Peace chances mothballed by Palestinian moves, Netanyahu says

PM indicates Palestinian state impractical for now, doesn’t envisage evacuating settlers; blames Olmert, Lapid for housing crisis

Stuart Winer is a breaking news editor at The Times of Israel.

Prime Minister Benjamin Netanyahu leads the weekly cabinet meeting in Jerusalem, January 4, 2015. (photo credit: Marc Israel Sellem/Flash90, Pool)
Prime Minister Benjamin Netanyahu leads the weekly cabinet meeting in Jerusalem, January 4, 2015. (photo credit: Marc Israel Sellem/Flash90, Pool)

Prime Minister Benjamin Netanyahu said Palestinian moves to apply for membership at the International Criminal Court and to seek statehood unilaterally via the UN had pushed the prospects of peace off the table, rendering the prospects of Palestinian statehood irrelevant for the time being.

Speaking to Israel’s Channel 2 news, Netanyahu also discounted the likelihood that he would evacuate West Bank settlements in his next term if reelected, saying the Palestinians had made it impossible to reach a peace deal.

“I don’t see [evacuating settlers] as practical at the moment because any territory we vacate will be grabbed… I don’t see it happening,” he said.

He indicated that he wanted an accommodation with the Palestinians in principle, but that a two-state solution was impractical for now, given Palestinian strategy.

Asked whether he still supported Palestinian statehood, including the dismantling of settlements, Netanyahu replied: “With the terms that they want, at the moment it’s simply out of the question. Any territory that we would evacuate in the current reality, everybody understands, will be grabbed immediately [by extremist forces].”

Netanyahu said the Palestinian strategy had “emptied of all content” his readiness to work for a two-state solution as set out in a landmark speech he gave at Bar-Ilan University in 2009. “I don’t want a binational country… but the Palestinians have chosen confrontation. They’re not going to negotiations. They’re going to the UN, to the International Criminal Court, to sue Israeli soldiers, commanders as war criminals. I mean, seriously, let’s give them the territory? Close our eyes? We did that. It happened in Gaza. We saw what happened. Hamas won.”

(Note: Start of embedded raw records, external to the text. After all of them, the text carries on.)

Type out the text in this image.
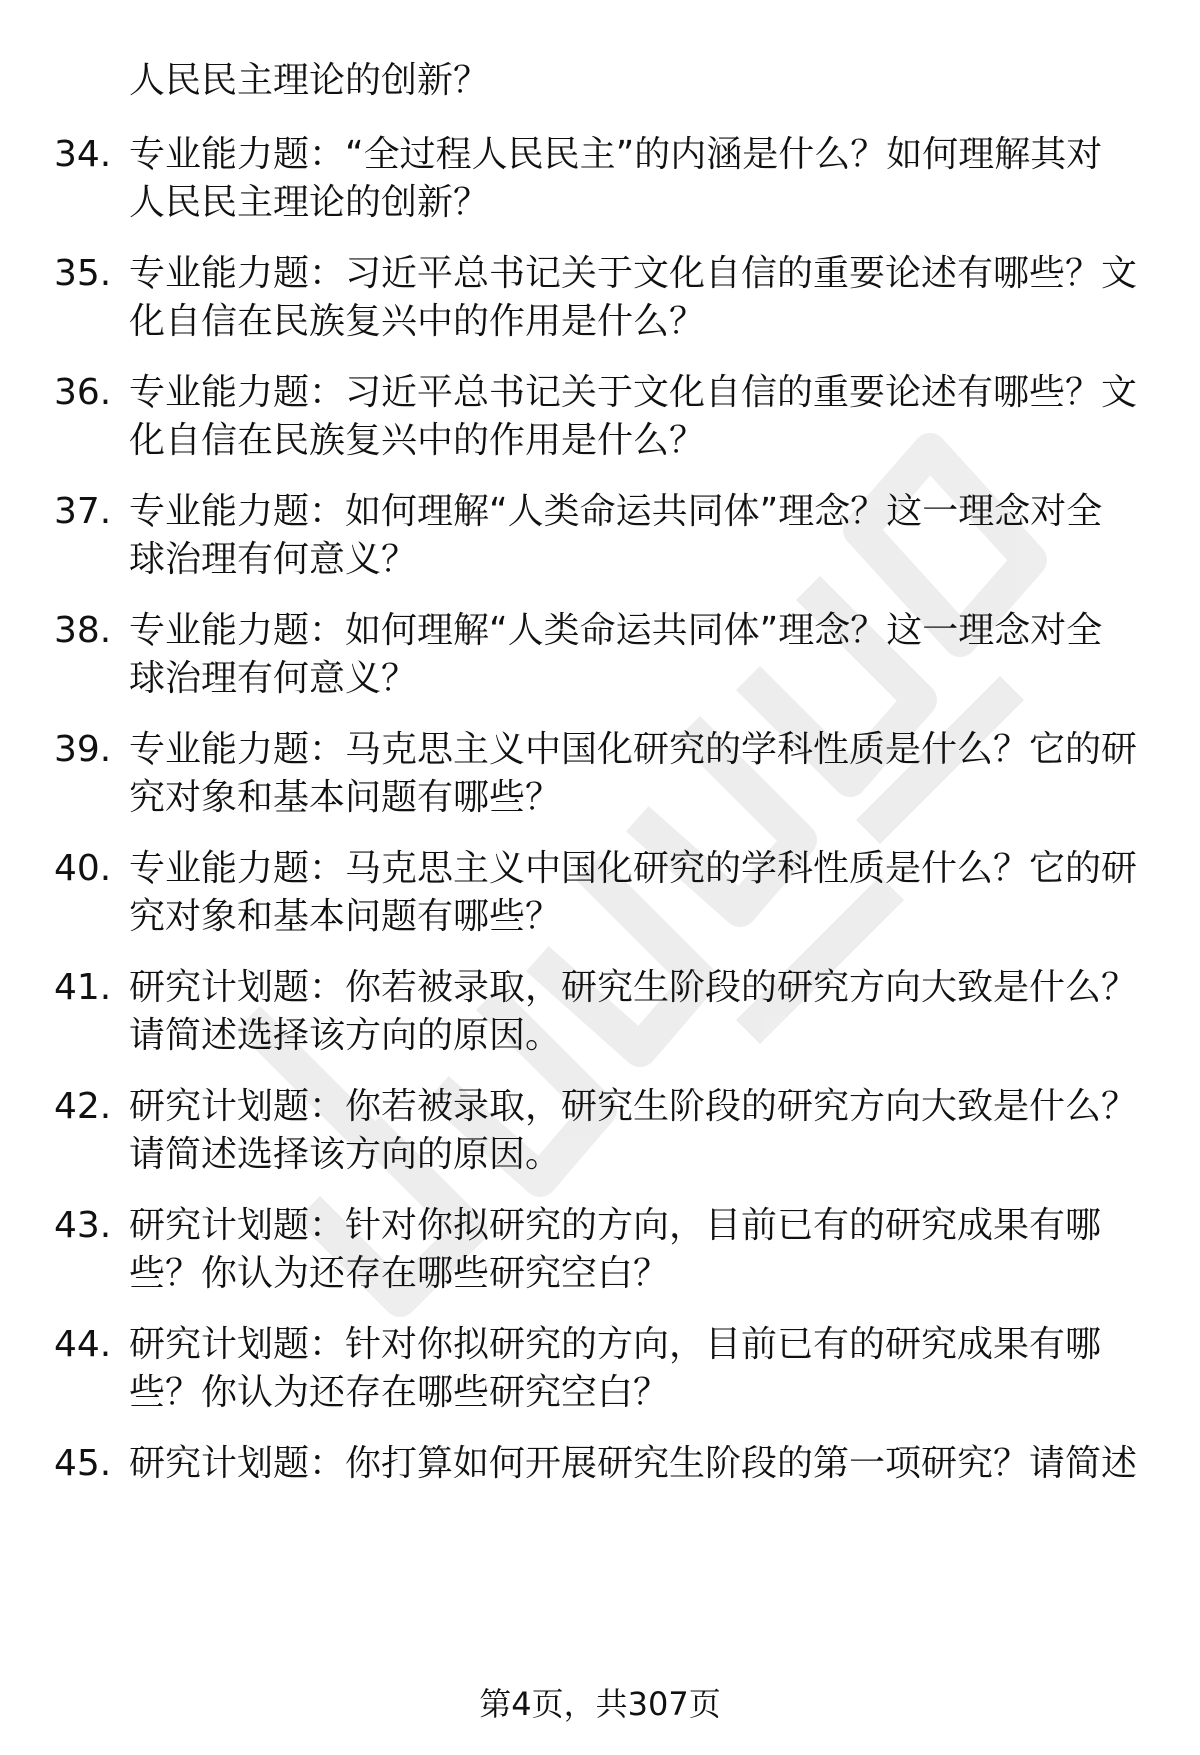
人民民主理论的创新？
34. 专业能力题：“全过程人民民主”的内涵是什么？如何理解其对
人民民主理论的创新？
35. 专业能力题：习近平总书记关于文化自信的重要论述有哪些？文
化自信在民族复兴中的作用是什么？
36. 专业能力题：习近平总书记关于文化自信的重要论述有哪些？文
化自信在民族复兴中的作用是什么？
37. 专业能力题：如何理解“人类命运共同体”理念？这一理念对全
球治理有何意义？
38. 专业能力题：如何理解“人类命运共同体”理念？这一理念对全
球治理有何意义？
39. 专业能力题：马克思主义中国化研究的学科性质是什么？它的研
究对象和基本问题有哪些？
40. 专业能力题：马克思主义中国化研究的学科性质是什么？它的研
究对象和基本问题有哪些？
41. 研究计划题：你若被录取，研究生阶段的研究方向大致是什么？
请简述选择该方向的原因。
42. 研究计划题：你若被录取，研究生阶段的研究方向大致是什么？
请简述选择该方向的原因。
43. 研究计划题：针对你拟研究的方向，目前已有的研究成果有哪
些？你认为还存在哪些研究空白？
44. 研究计划题：针对你拟研究的方向，目前已有的研究成果有哪
些？你认为还存在哪些研究空白？
45. 研究计划题：你打算如何开展研究生阶段的第一项研究？请简述
第4页，共307页
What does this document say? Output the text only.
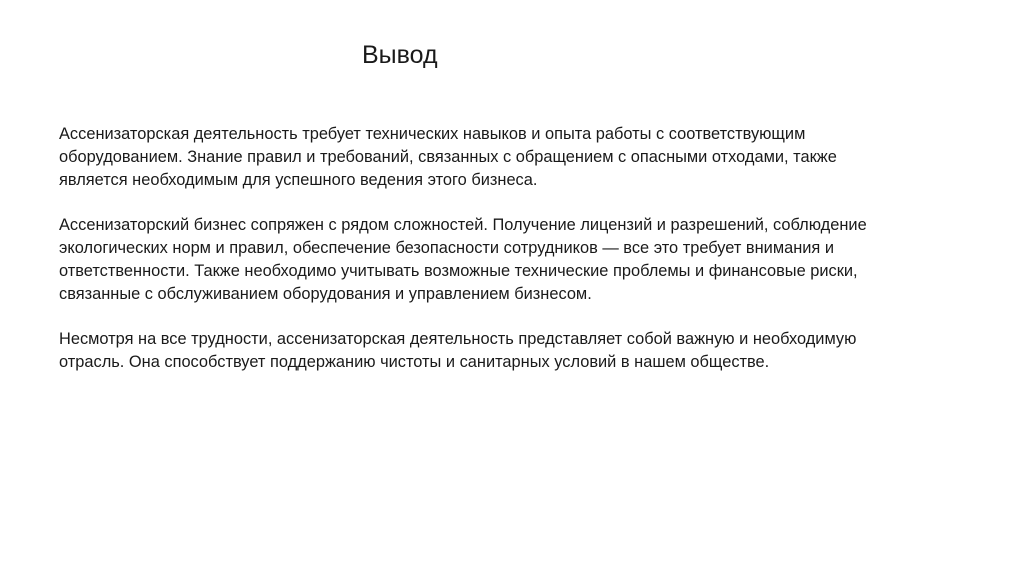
Вывод

Ассенизаторская деятельность требует технических навыков и опыта работы с соответствующим
оборудованием. Знание правил и требований, связанных с обращением с опасными отходами, также
является необходимым для успешного ведения этого бизнеса.

Ассенизаторский бизнес сопряжен с рядом сложностей. Получение лицензий и разрешений, соблюдение
экологических норм и правил, обеспечение безопасности сотрудников — все это требует внимания и
ответственности. Также необходимо учитывать возможные технические проблемы и финансовые риски,
связанные с обслуживанием оборудования и управлением бизнесом.

Несмотря на все трудности, ассенизаторская деятельность представляет собой важную и необходимую
отрасль. Она способствует поддержанию чистоты и санитарных условий в нашем обществе.
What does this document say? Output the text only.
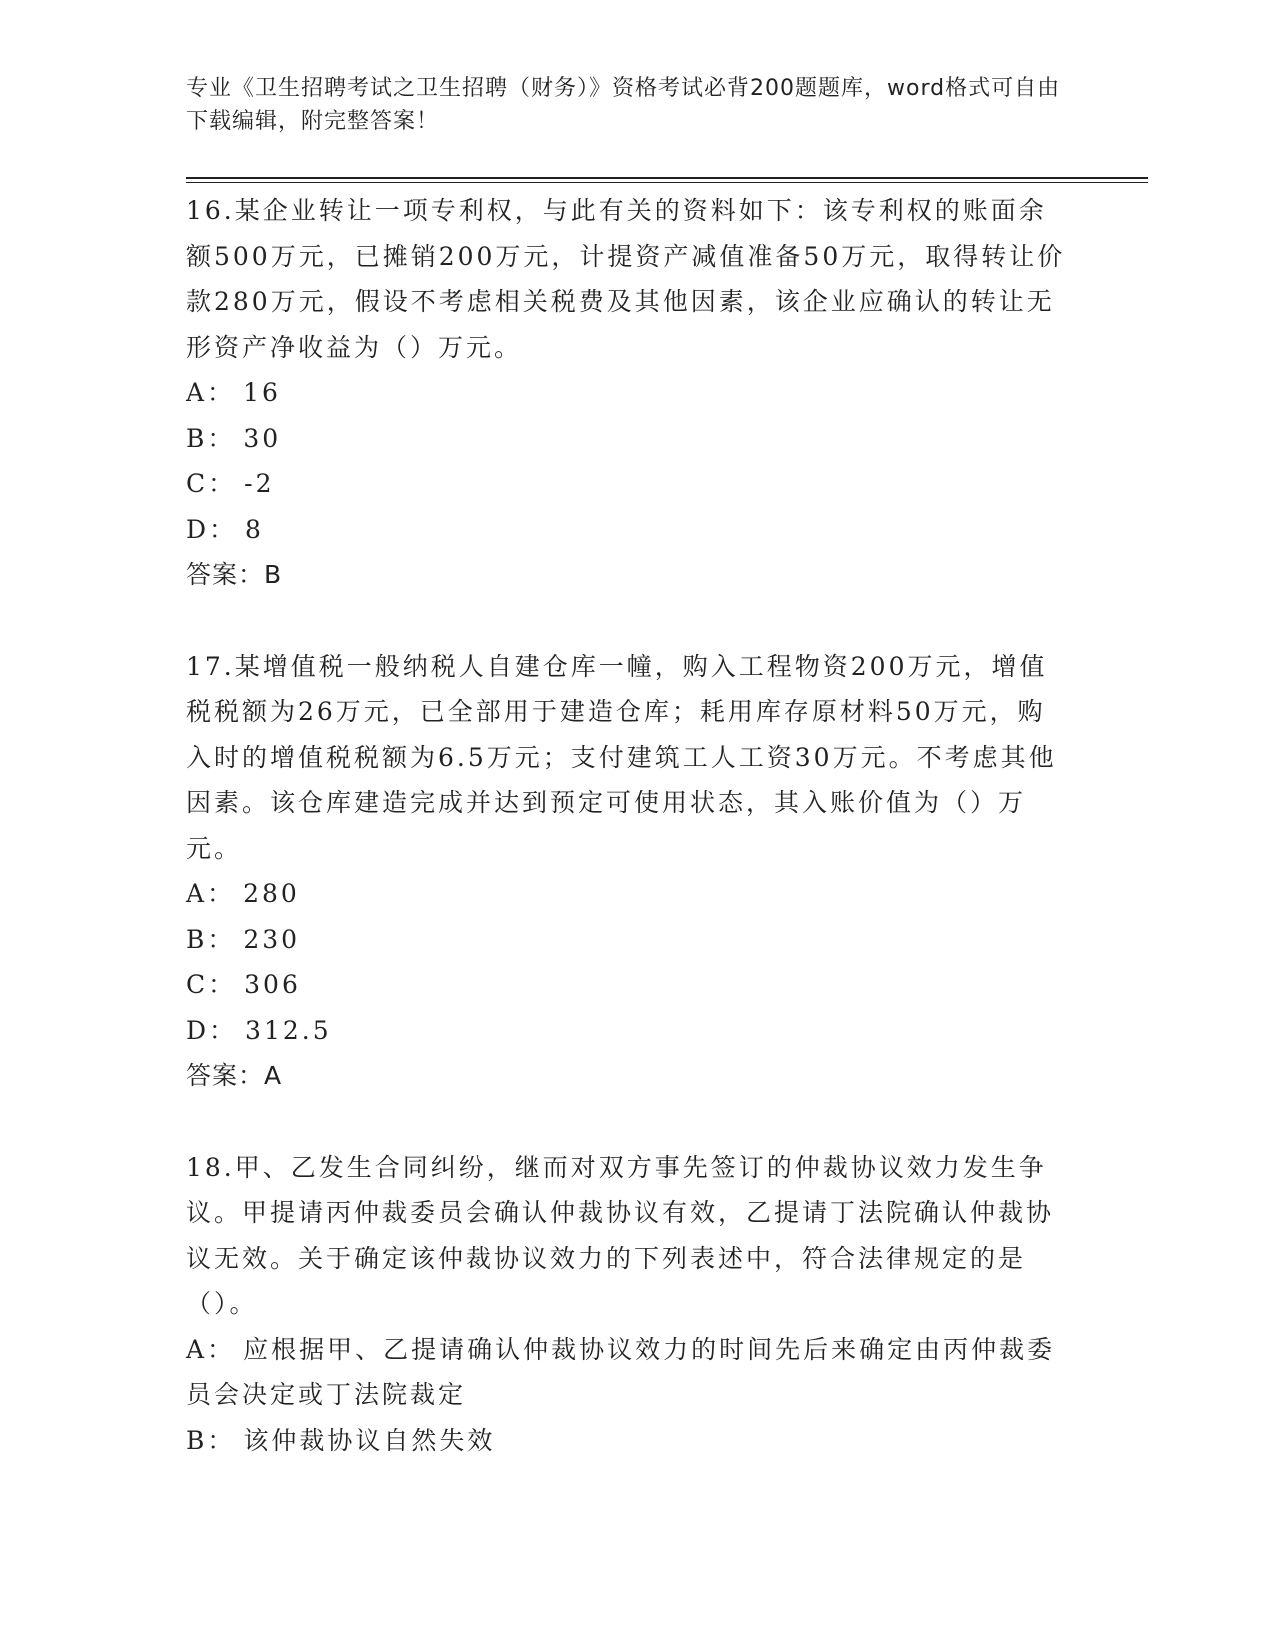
专业《卫生招聘考试之卫生招聘（财务）》资格考试必背200题题库，word格式可自由下载编辑，附完整答案！

16.某企业转让一项专利权，与此有关的资料如下：该专利权的账面余额500万元，已摊销200万元，计提资产减值准备50万元，取得转让价款280万元，假设不考虑相关税费及其他因素，该企业应确认的转让无形资产净收益为（）万元。

A： 16

B： 30

C： -2

D： 8

答案：B

17.某增值税一般纳税人自建仓库一幢，购入工程物资200万元，增值税税额为26万元，已全部用于建造仓库；耗用库存原材料50万元，购入时的增值税税额为6.5万元；支付建筑工人工资30万元。不考虑其他因素。该仓库建造完成并达到预定可使用状态，其入账价值为（）万元。

A： 280

B： 230

C： 306

D： 312.5

答案：A

18.甲、乙发生合同纠纷，继而对双方事先签订的仲裁协议效力发生争议。甲提请丙仲裁委员会确认仲裁协议有效，乙提请丁法院确认仲裁协议无效。关于确定该仲裁协议效力的下列表述中，符合法律规定的是（）。

A： 应根据甲、乙提请确认仲裁协议效力的时间先后来确定由丙仲裁委员会决定或丁法院裁定

B： 该仲裁协议自然失效
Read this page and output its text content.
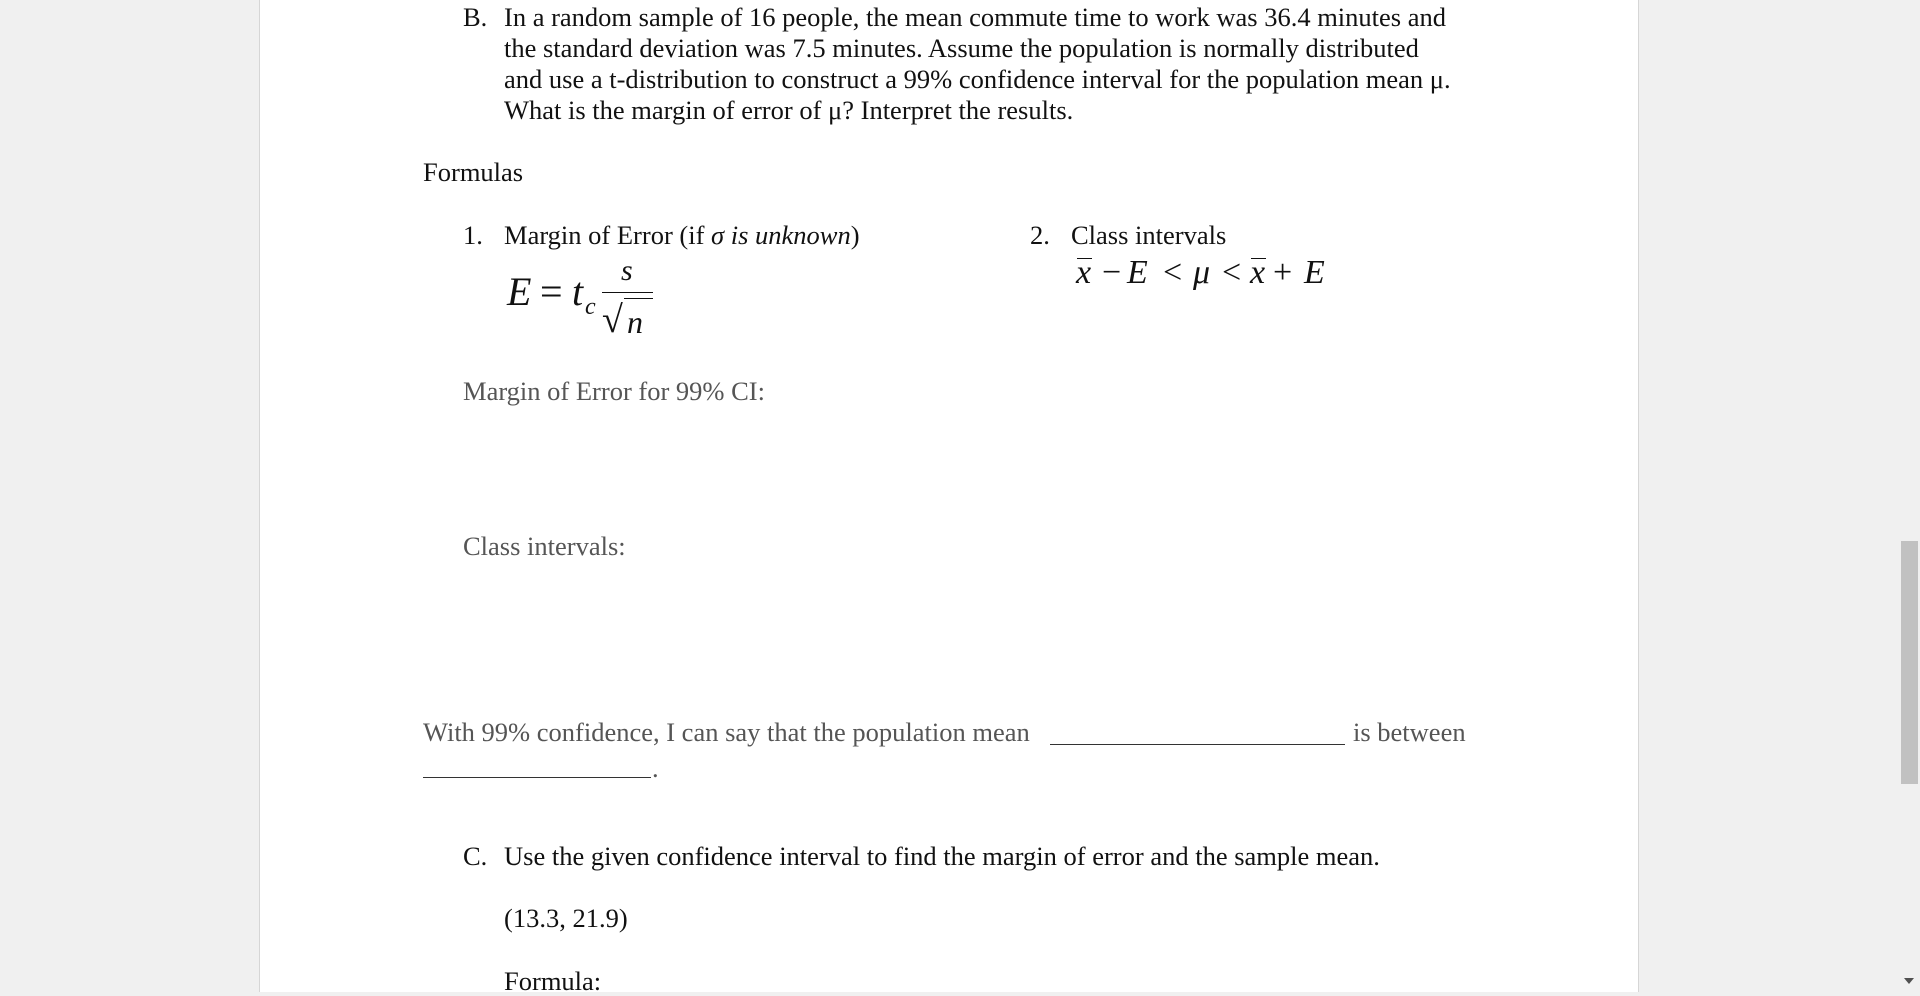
B. In a random sample of 16 people, the mean commute time to work was 36.4 minutes and
the standard deviation was 7.5 minutes. Assume the population is normally distributed
and use a t-distribution to construct a 99% confidence interval for the population mean μ.
What is the margin of error of μ? Interpret the results.
Formulas
1. Margin of Error (if σ is unknown)
E = t c
s
√ n
2. Class intervals
x − E < μ < x + E
Margin of Error for 99% CI:
Class intervals:
With 99% confidence, I can say that the population mean	is between
.
C. Use the given confidence interval to find the margin of error and the sample mean.
(13.3, 21.9)
Formula:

Last week the the Palestinian leadership filed paperwork to join the ICC, a move that could open the way to suing Israeli leaders or IDF commanders for war crimes. The move followed the Palestinians’ failure to win a UN Security Council majority for a resolution imposing a three-year time limit for a full Israeli withdrawal to the pre-1967 lines in the West Bank and Jerusalem.

The US and UK voted against the UN resolution, and the ICC move was roundly condemned in Jerusalem and Washington, with Israel freezing tax transfers to the Palestinians. In the US, congressional officials have said they will consider slashing aid payments to Ramallah and the Obama administration has said it is weighing defunding the Palestinian Authority.

Turning to domestic matters, Netanyahu deflected blame for the rise in housing prices. He blamed this on the 2006-2009 government of prime minister Ehud Olmert, and, the shortcomings of Yesh Atid party head Yair Lapid, who served as finance minister under Netanyahu until November.

“Why did the price of apartments go up? Because the Olmert government took an outrageous decision to stop building and planning in the central region. We started to deal with that two years ago, but the treatment was stopped because we got a trendy party that was bigger than our party,” he said referring to Yesh Atid. “Lapid stopped the decision to evacuate IDF bases from the areas in demand [for living space] and I needed to fire him and make the decision to continue. ”

When challenged that, he was the one who appointed Lapid to be finance minister, Netanyahu declared that the decision was not a willing one.

“I think his appointment was forced on us to a large amount,” he said.

After the interview aired, Yesh Atid shot back in a statement that accused Netanyahu of damaging the country during his time in office.

“Netanyahu is in a state of panic because in six years he has led Israel to a dramatic increase in the cost of living and an 80% increase in the cost of housing,” the statement read. “He is leaving behind him a less secure country with damaged relationships in the international community including with our best strategic ally, the United States.”

Yet, despite the criticism, the prime minister did not rule out welcoming Lapid, and his party, as future coalition partners.

“I don’t discount or ban,” he said, echoing a similar statement Lapid made about Netanyahu a day earlier.

Netanyahu also said he intended to keep taxes at their current levels if reelected.

Netanyahu denied that he had promised national-religious Jewish Home party leader and Economy Minister Naftali Bennett the position of defense minister.

“We don’t have an agreement, I haven’t promised anything,” he said and praised current Defense Minister Moshe Ya’alon for his performance.

“I think we have a exceptional defense minister,” he said.